The Dartmouth Skiway has a lift-served summit elevation of 1943 ft above sea level and a base elevation of 975 ft, yielding a vertical drop of 968 ft. Its longest trail is 1.25 mi. There are three lifts which serve the trails at the skiway, including the Winslow Mountain Quad, the Holt's Ledge Double, and the Magic Carpet Beginner Lift. These lifts give the ski area an uphill capacity of 3,300 skiers per hour.

Snowmaking covers about seventy percent of the area with over fifteen snowguns. There is a terrain park located on the Winslow side. The Dartmouth Skiway Ski and Snowboard School has a staff of over 35 instructors. The slopes are patrolled by the Dartmouth Ski Patrol, a joint community and student first aid volunteer organization. The Dartmouth Ski Team hosts the alpine skiing events of the Dartmouth Winter Carnival there annually.

== History ==

Descended from an earlier, smaller operation on nearby Oak Hill in Hanover, the Dartmouth Skiway opened in 1957 with a Pomalift on one peak. For the 1960–61 season, a T-bar was also erected for a novice slope. In 1968, a new trail pod was opened with a double chairlift, located across the street on Winslow Ledge.
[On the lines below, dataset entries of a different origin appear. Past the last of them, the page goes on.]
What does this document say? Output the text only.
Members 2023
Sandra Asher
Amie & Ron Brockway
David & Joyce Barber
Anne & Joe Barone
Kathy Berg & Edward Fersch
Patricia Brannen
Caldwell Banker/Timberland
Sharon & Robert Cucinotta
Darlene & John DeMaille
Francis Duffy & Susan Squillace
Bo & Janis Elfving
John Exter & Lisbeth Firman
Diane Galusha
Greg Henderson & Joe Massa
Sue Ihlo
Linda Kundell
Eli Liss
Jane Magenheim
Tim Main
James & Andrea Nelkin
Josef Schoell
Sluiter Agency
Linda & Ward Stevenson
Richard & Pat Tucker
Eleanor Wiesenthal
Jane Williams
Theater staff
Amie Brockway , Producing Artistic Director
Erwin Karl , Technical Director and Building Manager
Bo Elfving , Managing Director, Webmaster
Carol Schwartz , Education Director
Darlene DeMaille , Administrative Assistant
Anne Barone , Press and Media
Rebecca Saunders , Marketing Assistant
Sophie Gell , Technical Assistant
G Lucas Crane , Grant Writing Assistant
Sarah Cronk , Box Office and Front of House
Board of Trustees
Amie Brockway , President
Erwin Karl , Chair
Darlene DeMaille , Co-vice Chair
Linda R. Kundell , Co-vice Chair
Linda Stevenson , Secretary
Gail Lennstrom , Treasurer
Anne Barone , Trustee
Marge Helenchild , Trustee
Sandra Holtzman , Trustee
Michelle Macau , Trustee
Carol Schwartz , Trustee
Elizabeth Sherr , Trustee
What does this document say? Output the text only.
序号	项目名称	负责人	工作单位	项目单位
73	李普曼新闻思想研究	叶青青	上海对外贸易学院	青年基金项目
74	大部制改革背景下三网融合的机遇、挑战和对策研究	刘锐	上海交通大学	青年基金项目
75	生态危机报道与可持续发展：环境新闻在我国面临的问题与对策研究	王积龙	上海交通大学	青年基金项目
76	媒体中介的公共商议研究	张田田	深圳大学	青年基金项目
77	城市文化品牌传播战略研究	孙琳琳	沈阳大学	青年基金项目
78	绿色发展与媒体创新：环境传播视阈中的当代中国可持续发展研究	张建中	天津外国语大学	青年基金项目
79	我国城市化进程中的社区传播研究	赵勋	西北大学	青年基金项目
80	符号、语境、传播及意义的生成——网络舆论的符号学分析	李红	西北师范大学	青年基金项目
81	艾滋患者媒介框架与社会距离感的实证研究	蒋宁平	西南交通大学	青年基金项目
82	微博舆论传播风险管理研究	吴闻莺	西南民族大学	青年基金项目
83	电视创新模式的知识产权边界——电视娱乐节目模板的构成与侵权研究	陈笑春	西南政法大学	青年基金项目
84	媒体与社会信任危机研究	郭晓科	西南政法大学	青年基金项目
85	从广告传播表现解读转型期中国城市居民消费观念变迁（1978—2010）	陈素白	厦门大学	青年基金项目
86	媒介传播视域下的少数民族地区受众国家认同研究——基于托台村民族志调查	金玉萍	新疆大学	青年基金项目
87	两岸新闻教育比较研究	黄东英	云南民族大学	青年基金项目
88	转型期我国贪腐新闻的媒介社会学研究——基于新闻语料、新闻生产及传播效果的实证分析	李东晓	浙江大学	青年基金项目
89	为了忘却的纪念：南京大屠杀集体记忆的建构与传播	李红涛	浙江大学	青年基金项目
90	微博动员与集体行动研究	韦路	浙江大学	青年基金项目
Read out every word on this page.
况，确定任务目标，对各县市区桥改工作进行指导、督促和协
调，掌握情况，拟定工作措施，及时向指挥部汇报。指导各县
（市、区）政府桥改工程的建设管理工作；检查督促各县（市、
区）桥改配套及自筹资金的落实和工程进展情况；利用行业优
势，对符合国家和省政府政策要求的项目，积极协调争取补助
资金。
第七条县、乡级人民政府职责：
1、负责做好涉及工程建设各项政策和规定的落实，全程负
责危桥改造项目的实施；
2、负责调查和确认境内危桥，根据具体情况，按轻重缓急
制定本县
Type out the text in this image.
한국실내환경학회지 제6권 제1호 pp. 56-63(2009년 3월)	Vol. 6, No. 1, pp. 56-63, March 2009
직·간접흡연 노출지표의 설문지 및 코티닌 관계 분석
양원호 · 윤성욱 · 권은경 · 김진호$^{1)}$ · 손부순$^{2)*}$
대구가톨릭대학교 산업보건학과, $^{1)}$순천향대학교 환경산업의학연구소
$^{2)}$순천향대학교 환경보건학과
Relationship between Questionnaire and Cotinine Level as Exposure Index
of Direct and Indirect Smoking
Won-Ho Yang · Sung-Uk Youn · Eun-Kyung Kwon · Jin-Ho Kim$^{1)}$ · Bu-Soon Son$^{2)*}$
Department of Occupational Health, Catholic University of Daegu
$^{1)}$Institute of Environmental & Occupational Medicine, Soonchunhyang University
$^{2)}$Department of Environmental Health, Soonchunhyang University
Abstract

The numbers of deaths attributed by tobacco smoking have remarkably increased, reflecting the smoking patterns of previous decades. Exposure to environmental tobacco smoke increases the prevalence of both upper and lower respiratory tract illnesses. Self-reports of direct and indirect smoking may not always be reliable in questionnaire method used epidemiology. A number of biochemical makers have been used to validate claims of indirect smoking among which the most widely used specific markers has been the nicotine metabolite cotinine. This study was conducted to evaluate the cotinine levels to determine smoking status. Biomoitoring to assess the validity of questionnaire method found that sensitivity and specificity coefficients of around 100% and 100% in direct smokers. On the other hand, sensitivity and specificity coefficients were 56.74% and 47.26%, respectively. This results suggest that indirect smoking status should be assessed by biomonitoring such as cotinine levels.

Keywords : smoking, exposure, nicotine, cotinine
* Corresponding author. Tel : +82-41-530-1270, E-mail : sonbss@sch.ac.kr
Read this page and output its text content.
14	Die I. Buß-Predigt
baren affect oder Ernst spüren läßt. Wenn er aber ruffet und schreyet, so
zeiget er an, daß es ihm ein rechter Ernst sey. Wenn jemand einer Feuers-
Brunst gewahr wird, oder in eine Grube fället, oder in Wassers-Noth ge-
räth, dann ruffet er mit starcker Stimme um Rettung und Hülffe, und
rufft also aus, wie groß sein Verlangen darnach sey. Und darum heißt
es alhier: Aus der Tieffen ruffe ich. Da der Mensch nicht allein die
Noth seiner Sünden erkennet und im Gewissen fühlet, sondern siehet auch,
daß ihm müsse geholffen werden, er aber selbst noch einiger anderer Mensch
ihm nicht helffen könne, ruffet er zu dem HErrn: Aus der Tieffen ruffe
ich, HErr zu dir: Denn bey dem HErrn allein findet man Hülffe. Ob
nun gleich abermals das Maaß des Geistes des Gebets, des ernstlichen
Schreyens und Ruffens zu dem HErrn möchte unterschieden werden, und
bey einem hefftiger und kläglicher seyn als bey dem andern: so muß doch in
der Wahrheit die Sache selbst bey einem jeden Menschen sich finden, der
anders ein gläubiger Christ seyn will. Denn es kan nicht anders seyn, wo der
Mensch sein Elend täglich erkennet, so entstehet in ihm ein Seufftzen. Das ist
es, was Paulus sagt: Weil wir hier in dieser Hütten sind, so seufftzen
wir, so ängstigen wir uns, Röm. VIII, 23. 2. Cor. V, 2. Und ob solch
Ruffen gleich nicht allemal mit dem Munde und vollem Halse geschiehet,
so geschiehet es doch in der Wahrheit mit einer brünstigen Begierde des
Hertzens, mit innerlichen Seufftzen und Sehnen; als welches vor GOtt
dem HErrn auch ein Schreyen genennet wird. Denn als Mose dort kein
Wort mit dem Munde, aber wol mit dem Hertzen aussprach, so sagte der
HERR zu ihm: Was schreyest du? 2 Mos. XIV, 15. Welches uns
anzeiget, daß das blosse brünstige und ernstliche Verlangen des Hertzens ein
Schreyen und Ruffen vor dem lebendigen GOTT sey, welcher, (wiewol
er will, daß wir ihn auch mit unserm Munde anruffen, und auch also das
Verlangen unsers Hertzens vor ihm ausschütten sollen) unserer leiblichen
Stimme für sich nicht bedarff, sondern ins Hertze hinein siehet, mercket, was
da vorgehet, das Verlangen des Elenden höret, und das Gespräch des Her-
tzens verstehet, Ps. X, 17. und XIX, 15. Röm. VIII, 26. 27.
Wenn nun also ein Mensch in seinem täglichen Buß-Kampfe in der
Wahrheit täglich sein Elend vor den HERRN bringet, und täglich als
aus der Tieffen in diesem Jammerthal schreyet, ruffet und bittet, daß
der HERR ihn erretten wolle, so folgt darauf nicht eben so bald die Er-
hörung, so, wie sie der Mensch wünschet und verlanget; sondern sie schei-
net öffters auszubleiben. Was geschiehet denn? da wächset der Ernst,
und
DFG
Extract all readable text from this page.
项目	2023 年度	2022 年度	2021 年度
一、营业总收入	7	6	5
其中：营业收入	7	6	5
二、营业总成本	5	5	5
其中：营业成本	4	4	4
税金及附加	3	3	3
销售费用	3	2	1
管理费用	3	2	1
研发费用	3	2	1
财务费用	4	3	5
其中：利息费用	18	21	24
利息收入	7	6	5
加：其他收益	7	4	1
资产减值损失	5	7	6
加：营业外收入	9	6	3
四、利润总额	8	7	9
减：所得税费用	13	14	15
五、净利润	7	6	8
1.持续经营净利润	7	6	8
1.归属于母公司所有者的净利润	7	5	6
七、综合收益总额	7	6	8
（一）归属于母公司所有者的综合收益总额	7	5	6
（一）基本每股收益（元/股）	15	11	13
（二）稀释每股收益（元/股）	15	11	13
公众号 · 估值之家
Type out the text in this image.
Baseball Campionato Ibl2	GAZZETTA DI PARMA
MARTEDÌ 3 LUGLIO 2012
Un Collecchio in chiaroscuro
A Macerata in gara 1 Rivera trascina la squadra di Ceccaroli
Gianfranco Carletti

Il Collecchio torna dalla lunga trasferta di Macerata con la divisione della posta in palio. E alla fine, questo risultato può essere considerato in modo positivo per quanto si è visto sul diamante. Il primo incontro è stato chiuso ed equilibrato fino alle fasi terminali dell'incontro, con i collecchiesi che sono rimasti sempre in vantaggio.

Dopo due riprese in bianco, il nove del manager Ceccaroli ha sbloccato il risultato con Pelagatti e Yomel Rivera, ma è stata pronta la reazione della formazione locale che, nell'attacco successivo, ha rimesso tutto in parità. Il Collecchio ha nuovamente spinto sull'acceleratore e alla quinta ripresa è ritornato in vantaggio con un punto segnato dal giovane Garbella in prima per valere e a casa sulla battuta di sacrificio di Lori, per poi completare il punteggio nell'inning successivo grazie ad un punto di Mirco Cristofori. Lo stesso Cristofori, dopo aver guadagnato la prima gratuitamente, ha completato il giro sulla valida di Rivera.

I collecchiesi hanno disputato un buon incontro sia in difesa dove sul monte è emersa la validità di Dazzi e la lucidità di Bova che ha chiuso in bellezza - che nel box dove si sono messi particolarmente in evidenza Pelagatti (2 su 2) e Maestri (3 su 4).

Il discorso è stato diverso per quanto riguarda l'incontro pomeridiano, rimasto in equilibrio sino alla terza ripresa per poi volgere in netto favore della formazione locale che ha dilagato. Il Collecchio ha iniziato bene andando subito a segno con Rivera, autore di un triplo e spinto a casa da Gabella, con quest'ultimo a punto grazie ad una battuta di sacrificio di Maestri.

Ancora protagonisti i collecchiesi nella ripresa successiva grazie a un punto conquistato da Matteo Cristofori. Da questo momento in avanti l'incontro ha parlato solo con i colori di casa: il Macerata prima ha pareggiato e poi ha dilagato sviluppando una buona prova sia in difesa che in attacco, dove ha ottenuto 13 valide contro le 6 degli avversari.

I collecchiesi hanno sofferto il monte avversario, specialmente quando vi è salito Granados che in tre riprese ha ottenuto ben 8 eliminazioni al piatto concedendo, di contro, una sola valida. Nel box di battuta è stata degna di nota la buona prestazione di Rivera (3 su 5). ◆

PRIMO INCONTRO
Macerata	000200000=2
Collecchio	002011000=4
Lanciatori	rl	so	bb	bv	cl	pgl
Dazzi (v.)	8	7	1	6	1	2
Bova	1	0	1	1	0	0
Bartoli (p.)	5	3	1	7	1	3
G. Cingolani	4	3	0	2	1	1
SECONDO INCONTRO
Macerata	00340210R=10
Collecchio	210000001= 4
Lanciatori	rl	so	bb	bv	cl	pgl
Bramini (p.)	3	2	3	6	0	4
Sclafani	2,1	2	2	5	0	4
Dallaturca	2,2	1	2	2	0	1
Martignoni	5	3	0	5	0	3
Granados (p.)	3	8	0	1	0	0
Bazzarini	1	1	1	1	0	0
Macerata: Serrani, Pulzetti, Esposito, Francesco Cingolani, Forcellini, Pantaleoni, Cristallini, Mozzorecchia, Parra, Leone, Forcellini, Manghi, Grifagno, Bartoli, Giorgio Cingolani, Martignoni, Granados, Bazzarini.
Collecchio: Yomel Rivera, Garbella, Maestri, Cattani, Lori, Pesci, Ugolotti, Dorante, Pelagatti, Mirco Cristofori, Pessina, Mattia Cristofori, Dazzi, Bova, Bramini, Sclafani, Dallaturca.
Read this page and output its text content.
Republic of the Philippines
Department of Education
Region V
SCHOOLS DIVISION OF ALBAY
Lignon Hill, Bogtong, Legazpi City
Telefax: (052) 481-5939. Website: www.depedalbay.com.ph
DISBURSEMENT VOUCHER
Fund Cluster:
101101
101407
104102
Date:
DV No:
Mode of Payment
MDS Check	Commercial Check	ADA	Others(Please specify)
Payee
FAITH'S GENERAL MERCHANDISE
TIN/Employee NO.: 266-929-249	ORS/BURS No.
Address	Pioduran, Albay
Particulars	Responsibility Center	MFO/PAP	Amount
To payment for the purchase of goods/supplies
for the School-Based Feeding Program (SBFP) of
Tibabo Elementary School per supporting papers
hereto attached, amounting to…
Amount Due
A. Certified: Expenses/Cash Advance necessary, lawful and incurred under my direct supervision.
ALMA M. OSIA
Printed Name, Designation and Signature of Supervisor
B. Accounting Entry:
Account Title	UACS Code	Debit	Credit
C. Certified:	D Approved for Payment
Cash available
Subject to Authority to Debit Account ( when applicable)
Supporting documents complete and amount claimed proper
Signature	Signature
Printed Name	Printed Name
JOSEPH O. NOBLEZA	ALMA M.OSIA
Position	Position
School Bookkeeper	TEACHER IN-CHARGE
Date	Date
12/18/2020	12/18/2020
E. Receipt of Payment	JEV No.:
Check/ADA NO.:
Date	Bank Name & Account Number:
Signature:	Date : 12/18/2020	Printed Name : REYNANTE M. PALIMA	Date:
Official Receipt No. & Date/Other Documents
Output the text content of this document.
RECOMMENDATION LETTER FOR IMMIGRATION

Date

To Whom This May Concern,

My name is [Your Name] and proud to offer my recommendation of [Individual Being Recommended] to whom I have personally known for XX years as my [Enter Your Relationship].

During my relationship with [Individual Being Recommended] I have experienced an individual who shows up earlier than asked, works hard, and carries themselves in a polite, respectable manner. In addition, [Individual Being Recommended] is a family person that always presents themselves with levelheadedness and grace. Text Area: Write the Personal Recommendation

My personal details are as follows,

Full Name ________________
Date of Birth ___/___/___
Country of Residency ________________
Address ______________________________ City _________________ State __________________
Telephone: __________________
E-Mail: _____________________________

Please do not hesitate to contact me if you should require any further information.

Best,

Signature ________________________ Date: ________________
In the 1970s and 1980s, many improvements were made to the area, including replacing the Pomalift with a Hall double chairlift and snowmaking installation. In the next ten years a CTEC quad chairlift was installed and the new McLane Family Lodge was constructed, replacing the previous one. Like many other New England ski resorts, it hosts events and functions in the off-season.

Dartmouth Skiway hosted the NCAA Skiing Championships in 1958 and 2003.